In 2015, 37.4 percent of the total energy consumed in Spain was contributed by renewable energy. The primary sources of renewable energy in Spain were the wind power and hydropower. Spain constructed numerous dams like Alarcon, Alcantara, and Bolarque among others. In 2015, the dams produced over 30,828GWh. The amount of hydropower in total reduced from 42,533GWh in 2014 to 30,828GWh in 2015.

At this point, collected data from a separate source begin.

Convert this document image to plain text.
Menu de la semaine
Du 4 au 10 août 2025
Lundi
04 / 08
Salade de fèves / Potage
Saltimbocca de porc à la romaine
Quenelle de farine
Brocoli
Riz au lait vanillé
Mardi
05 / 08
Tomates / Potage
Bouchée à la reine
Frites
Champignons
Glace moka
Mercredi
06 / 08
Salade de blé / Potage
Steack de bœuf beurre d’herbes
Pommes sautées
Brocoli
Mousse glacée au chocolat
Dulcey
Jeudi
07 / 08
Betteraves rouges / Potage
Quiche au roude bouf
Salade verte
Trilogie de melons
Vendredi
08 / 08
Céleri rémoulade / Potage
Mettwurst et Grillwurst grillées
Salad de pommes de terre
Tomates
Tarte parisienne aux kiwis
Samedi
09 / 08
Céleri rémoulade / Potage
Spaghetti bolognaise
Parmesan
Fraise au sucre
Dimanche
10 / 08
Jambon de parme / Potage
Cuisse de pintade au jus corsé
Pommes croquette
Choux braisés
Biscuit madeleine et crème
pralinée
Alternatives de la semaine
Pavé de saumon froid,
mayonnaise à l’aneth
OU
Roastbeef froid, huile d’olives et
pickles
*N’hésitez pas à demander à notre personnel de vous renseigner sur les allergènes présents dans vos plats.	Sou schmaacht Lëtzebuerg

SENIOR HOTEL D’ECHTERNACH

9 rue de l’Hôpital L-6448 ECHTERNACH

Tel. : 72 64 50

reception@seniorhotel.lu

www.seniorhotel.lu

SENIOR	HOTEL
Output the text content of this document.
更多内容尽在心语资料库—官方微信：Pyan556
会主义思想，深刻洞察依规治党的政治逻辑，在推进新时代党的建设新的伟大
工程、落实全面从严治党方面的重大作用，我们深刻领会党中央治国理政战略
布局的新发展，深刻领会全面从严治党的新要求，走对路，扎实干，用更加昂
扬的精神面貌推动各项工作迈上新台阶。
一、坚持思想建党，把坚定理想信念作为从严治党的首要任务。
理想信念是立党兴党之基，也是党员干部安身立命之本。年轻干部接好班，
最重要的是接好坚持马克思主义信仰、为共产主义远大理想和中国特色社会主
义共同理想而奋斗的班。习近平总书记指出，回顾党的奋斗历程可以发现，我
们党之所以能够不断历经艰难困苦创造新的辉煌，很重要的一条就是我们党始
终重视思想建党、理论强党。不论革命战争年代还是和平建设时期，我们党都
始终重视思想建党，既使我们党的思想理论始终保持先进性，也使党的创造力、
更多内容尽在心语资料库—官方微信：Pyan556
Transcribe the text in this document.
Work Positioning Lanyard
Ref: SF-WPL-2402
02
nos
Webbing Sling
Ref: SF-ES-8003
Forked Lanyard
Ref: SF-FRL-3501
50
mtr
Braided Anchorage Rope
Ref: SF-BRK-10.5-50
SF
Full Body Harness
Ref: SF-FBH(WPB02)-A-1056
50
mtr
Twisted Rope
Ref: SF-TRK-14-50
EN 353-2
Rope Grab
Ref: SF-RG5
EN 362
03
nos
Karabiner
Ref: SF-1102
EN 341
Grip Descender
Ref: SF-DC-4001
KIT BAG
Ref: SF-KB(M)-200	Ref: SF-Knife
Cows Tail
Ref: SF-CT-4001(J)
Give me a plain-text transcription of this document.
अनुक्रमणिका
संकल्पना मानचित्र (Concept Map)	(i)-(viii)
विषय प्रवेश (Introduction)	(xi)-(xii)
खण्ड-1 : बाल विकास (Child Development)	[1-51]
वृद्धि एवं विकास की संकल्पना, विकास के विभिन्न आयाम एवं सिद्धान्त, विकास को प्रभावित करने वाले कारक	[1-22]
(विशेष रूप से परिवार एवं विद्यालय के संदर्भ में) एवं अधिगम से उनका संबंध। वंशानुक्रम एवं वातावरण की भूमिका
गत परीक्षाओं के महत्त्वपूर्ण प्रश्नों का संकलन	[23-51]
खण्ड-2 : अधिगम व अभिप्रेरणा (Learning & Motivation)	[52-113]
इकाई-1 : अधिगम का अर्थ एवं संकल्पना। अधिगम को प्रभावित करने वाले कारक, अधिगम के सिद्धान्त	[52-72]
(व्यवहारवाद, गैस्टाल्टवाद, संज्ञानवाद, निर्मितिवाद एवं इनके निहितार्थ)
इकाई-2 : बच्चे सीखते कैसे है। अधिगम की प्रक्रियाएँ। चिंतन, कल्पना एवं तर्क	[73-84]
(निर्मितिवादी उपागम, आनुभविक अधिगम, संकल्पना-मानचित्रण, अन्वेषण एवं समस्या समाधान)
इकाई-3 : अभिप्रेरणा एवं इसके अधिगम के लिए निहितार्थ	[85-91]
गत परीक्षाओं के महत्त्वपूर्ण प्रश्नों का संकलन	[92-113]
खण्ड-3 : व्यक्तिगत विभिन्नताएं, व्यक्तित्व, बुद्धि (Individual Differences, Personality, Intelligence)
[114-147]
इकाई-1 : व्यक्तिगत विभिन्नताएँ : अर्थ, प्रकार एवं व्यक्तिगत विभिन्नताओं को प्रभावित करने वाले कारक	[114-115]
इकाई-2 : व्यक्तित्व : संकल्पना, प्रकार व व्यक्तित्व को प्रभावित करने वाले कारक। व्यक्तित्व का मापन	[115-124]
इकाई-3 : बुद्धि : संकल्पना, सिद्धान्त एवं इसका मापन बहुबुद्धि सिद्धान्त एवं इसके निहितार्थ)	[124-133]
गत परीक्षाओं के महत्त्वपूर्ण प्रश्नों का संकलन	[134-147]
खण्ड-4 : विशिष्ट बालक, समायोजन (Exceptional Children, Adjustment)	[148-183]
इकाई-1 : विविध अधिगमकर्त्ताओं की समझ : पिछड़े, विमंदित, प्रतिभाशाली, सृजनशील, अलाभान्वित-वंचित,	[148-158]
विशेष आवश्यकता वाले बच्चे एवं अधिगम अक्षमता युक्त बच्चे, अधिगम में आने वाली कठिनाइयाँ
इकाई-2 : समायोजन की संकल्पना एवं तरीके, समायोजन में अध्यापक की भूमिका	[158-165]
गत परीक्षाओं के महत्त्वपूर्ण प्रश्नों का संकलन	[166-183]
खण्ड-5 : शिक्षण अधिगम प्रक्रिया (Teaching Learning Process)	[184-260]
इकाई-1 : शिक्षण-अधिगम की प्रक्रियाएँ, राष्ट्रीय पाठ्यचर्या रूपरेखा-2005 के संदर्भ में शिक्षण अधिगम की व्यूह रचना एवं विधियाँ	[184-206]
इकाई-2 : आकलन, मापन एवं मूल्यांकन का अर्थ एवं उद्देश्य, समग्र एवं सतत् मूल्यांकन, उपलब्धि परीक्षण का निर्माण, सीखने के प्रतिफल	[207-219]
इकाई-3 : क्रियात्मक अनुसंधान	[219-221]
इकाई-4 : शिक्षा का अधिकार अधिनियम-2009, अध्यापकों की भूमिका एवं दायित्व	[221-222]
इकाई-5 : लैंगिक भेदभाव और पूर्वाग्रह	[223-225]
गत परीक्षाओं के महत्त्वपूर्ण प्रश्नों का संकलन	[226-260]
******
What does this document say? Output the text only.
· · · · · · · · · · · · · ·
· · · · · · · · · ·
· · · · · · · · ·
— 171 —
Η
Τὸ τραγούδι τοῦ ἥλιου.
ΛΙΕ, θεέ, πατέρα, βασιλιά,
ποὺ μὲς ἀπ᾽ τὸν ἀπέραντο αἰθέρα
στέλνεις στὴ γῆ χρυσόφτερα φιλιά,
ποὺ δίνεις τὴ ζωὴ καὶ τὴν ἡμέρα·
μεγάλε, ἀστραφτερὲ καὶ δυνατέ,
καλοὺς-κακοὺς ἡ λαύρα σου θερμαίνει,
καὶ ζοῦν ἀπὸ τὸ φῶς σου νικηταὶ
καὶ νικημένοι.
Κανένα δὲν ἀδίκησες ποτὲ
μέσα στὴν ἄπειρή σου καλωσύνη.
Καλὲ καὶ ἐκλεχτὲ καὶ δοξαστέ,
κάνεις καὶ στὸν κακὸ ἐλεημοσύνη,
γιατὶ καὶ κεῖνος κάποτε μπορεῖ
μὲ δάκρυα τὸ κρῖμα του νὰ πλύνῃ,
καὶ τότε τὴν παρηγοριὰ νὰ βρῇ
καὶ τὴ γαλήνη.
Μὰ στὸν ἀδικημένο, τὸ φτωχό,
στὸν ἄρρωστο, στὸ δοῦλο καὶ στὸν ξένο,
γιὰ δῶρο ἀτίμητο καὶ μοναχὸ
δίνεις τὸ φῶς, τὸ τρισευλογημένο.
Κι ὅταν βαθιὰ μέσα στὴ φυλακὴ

Conclusion On Spain’s Natural Resources

   One of Europe’s most diverse mining industries can be found in Spain, and it produces most of the industrial minerals. The country has attracted many foreign investors due to the discoveries of the gold reserves. Foreign investment in its mineral industry has been encouraged due to the country’s skilled workforce, well-developed infrastructure, fiscal policies, and legislative framework. The domestic requirements could not be met due to the country’s insufficient mineral output, hence, it turned towards the importation of mineral products. The Spanish government planned to increase the country’s trade and investment, revise its law according to European Union (EU)  guidelines in 2010, and improve its infrastructure to reduce its dependence on imports. 

Spain is a state in southwestern Europe with the 13th biggest economy. The country occupies about 85 percent of the librarian peninsula. It also includes the Balearic Islands, Livia, and the Canary Islands. It is one of the nations with top purchasing power parity in the world. The natural resources in Spain include; sepiolite, gypsum, kaolin, copper, uranium, lead, fluorspar, zinc, tungsten, coal and iron ore. The significant mineral products of the country were; alumina, steel, gold, coal, copper, cement and Zinc. In the 1930s, the country was extremely affected by the civil war which caused a decrease in its economic growth. In 1980, there was a transition to rapid economic modernization and democracy which made Spain one out of the countries with the strongest economies in the world. Spain has abundant reserves for natural resources.

  In late 2008, the country’s economic recession caused a decline in the country’s GDP by 3.7 percent in 2009 to $1.402 trillion, and in 2010, it was reduced to $1.400 trillion in 0.1 percent. In 2011, the country’s GDP increased by $1.494 due to an increase in the country’s trade, an increase in investment, improvement in structural reforms and improvement in infrastructure. Spain’s GDP experienced a 2.5 percent growth increase in 2018.